Between 2002 and 2012, I lived in seven different cities in eleven different residences and worked 10 various jobs. I finished an undergraduate degree; I completed grad school; I wrote a book. It was exactly as exhausting as it sounds, and I could not be happier to be cozied into the second year of a lease on a great house in a city I never want to leave with a spouse who falls under the same descriptor, and the job I have always wanted. Ta-dah! No more roaming.
But then again, a body that has been in motion for so long tends to want to stay in the same, constant motion. Freelancing is ideal for this, as there’s always some shifting and changing going on with clients and projects, but it still feels weird sometimes to not be in major transition. Sometimes it’s hard to get anything done at all if I don’t have way too much to do that I’m nearly falling to pieces. That, I’m quite sure, is a recipe neither for success nor happiness. Somehow, I have to come to peace with my own peace.
I don’t know what the answer is. It certainly isn’t what it’s always been before when I’ve felt restless, which is to pack up up leave the city/home/job that isn’t fulfilling all my needs. I’m definitely scrutinizing every idea that pops up into my head as suspect: Do I really want to put energy into buying a house? Does thinking about having a kid right now really make sense? Is saving a bunch of money to go on a trip abroad the best investment we could make this year? Are any of these actually things I want, or just potentially drastic decisions made for the sake of change?

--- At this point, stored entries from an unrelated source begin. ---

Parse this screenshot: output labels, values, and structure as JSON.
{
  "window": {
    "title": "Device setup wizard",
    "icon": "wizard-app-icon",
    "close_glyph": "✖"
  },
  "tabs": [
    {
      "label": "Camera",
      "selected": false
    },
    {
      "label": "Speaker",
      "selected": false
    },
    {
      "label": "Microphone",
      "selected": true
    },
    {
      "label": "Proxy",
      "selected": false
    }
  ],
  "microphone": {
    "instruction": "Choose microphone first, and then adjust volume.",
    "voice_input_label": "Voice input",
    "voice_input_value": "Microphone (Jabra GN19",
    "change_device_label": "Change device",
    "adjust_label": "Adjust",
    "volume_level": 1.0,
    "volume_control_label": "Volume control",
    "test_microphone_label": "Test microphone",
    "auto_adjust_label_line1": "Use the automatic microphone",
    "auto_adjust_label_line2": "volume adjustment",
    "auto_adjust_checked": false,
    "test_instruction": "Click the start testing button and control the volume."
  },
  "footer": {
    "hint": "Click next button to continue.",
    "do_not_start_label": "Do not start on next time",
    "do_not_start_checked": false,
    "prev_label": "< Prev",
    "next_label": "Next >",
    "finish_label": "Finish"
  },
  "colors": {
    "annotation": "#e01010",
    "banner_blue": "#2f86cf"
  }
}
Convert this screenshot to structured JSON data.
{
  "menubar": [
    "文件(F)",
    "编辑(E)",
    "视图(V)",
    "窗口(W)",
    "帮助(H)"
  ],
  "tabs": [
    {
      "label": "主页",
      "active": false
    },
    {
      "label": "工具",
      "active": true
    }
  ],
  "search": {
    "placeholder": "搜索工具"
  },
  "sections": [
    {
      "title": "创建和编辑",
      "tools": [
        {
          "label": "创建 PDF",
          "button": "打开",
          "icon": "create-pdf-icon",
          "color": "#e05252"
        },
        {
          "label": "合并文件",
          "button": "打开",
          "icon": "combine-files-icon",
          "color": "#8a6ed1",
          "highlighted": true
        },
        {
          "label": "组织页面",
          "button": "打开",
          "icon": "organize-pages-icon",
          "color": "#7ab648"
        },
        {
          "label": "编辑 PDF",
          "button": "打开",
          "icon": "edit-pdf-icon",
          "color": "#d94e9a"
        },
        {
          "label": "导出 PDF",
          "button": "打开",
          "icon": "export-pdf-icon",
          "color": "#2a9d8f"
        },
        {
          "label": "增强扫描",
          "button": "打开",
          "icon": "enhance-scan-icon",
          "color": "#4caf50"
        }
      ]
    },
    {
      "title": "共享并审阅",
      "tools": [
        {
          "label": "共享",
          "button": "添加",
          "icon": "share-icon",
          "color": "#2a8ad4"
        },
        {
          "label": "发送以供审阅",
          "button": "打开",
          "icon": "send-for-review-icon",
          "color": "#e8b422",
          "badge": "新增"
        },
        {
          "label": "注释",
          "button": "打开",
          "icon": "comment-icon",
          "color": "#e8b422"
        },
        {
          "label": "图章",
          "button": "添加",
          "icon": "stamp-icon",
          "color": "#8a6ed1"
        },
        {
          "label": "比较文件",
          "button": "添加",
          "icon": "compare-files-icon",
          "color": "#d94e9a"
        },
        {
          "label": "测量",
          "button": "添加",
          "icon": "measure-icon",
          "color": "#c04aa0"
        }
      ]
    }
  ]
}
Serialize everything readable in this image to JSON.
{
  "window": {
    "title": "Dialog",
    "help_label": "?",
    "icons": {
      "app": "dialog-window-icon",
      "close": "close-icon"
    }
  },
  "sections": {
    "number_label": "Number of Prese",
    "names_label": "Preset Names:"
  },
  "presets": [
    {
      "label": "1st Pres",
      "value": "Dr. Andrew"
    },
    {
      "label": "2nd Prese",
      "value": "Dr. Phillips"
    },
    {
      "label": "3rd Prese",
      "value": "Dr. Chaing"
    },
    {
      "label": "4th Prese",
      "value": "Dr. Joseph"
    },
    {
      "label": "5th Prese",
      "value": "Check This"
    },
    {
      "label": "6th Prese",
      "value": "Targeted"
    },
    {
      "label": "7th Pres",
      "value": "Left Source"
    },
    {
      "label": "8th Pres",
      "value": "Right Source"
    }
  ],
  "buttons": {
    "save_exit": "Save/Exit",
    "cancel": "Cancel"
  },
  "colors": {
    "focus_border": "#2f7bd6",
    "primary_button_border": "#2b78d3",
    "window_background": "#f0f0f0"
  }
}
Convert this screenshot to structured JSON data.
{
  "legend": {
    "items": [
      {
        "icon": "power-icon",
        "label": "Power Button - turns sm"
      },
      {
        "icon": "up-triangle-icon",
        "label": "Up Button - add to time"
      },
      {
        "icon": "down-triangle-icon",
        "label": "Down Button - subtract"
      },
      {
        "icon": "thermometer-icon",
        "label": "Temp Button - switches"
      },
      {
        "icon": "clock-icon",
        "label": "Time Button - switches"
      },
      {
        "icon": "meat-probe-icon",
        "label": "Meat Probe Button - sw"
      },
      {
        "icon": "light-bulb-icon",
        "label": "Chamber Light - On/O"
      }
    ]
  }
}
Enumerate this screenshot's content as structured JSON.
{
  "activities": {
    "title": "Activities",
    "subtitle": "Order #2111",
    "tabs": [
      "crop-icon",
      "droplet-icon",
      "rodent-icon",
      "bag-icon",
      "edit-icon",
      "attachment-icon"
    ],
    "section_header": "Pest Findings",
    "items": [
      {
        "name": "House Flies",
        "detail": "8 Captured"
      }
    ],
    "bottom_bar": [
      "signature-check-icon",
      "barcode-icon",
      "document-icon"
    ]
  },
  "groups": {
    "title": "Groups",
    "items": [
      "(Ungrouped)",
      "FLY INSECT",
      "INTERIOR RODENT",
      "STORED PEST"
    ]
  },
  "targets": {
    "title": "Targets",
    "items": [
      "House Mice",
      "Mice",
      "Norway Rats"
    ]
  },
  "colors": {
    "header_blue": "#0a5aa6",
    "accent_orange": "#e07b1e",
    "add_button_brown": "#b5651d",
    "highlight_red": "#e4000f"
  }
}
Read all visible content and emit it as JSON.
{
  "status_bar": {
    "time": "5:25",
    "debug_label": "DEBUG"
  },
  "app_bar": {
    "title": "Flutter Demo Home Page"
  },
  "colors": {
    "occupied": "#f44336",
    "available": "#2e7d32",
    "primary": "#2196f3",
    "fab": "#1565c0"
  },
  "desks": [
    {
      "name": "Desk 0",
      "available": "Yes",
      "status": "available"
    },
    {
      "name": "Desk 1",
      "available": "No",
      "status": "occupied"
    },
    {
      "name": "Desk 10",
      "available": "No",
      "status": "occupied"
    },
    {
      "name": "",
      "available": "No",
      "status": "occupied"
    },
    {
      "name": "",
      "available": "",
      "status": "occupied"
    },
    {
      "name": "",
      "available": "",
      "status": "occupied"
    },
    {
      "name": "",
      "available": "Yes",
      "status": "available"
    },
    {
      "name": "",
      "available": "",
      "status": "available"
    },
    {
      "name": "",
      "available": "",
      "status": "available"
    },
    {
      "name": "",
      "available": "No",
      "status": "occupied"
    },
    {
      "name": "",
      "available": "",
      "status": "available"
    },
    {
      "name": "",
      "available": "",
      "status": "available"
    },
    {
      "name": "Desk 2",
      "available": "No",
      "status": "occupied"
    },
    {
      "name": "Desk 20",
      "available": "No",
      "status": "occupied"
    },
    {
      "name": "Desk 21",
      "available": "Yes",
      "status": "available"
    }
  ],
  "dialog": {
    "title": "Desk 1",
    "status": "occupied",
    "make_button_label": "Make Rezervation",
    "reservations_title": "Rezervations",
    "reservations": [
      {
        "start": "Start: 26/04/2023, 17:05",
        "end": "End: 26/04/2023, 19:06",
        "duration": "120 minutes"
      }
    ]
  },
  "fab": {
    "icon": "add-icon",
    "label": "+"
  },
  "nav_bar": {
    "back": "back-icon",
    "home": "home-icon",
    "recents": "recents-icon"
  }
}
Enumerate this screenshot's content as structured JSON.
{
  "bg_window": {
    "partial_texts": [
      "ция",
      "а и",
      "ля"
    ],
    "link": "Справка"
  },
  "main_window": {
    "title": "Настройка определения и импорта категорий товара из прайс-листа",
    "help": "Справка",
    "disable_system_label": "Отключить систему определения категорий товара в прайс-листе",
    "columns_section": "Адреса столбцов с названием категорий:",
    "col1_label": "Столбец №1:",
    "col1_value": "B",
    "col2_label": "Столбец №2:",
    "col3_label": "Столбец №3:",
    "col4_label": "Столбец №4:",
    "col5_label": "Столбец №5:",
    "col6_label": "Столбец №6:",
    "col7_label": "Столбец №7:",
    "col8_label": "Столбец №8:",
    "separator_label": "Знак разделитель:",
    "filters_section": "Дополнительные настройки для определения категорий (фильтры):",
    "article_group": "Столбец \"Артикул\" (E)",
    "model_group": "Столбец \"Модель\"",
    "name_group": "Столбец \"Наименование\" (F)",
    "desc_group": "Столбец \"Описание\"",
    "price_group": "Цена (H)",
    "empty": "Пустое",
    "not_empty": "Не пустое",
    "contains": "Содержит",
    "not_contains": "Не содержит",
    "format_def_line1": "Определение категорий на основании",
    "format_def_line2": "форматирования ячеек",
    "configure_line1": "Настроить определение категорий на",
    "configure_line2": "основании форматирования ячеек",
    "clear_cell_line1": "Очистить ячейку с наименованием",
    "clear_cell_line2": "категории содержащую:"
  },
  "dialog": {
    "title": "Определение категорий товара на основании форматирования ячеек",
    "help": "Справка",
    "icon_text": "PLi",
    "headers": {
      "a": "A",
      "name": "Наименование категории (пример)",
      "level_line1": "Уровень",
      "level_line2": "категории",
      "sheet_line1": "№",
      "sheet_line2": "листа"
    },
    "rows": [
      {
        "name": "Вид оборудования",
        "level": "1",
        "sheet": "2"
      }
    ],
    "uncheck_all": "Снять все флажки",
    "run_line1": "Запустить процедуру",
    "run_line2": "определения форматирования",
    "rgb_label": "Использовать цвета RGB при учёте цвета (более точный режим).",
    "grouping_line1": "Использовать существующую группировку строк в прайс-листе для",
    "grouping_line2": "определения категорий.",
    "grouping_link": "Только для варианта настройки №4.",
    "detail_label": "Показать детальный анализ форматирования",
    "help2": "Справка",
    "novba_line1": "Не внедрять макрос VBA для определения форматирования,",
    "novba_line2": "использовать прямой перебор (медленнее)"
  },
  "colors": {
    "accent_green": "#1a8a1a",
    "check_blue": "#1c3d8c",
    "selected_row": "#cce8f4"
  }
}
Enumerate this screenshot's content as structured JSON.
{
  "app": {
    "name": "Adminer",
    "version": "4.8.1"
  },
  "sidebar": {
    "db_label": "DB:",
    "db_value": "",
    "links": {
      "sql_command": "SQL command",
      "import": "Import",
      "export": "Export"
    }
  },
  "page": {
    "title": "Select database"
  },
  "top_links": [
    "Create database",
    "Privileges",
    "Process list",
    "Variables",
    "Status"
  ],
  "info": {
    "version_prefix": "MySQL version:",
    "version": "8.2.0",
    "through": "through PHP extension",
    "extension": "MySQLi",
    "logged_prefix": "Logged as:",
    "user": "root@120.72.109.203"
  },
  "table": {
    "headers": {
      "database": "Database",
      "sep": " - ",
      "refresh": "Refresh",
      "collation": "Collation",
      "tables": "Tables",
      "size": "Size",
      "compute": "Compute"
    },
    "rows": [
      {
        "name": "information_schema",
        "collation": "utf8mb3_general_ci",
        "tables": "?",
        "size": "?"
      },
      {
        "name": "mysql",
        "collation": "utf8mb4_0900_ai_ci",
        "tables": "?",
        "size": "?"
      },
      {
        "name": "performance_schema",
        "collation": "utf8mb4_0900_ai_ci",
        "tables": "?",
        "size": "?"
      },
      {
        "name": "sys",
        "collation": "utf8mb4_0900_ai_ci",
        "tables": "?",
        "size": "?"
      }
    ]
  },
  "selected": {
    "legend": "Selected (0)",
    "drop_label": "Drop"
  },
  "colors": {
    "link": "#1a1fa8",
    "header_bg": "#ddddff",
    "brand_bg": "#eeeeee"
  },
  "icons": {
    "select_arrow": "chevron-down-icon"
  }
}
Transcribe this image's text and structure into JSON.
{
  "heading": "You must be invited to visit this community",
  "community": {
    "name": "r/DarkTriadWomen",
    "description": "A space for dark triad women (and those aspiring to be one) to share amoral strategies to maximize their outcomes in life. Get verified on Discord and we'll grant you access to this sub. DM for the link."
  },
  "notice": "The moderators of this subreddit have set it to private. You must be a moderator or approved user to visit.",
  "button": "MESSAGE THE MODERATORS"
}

So I’m trying to think of ways to change differently. Though change without benefit is a waste of time and energy, evolving as a person and as a professional is crucially important, right? That’s what the people who say all of the things say. Perhaps this current itch for change gives me to the opportunity to grow in a new way – changes in routine or the way I pitch myself to publications or the way I try to market my work in general. Maybe I’ll start flossing. I’m not sure what the changes will be, but I’m going to make sure they’re meaningful ones, even – no, especially – if they’re focused inward instead of outward.
I am definitely going to start by painting my office yellow this weekend. OK, so that’s closer to my old way of changing than the new, but I have a feeling a slight change to my (happily) unchanging surroundings will be an acceptable way to inspire more.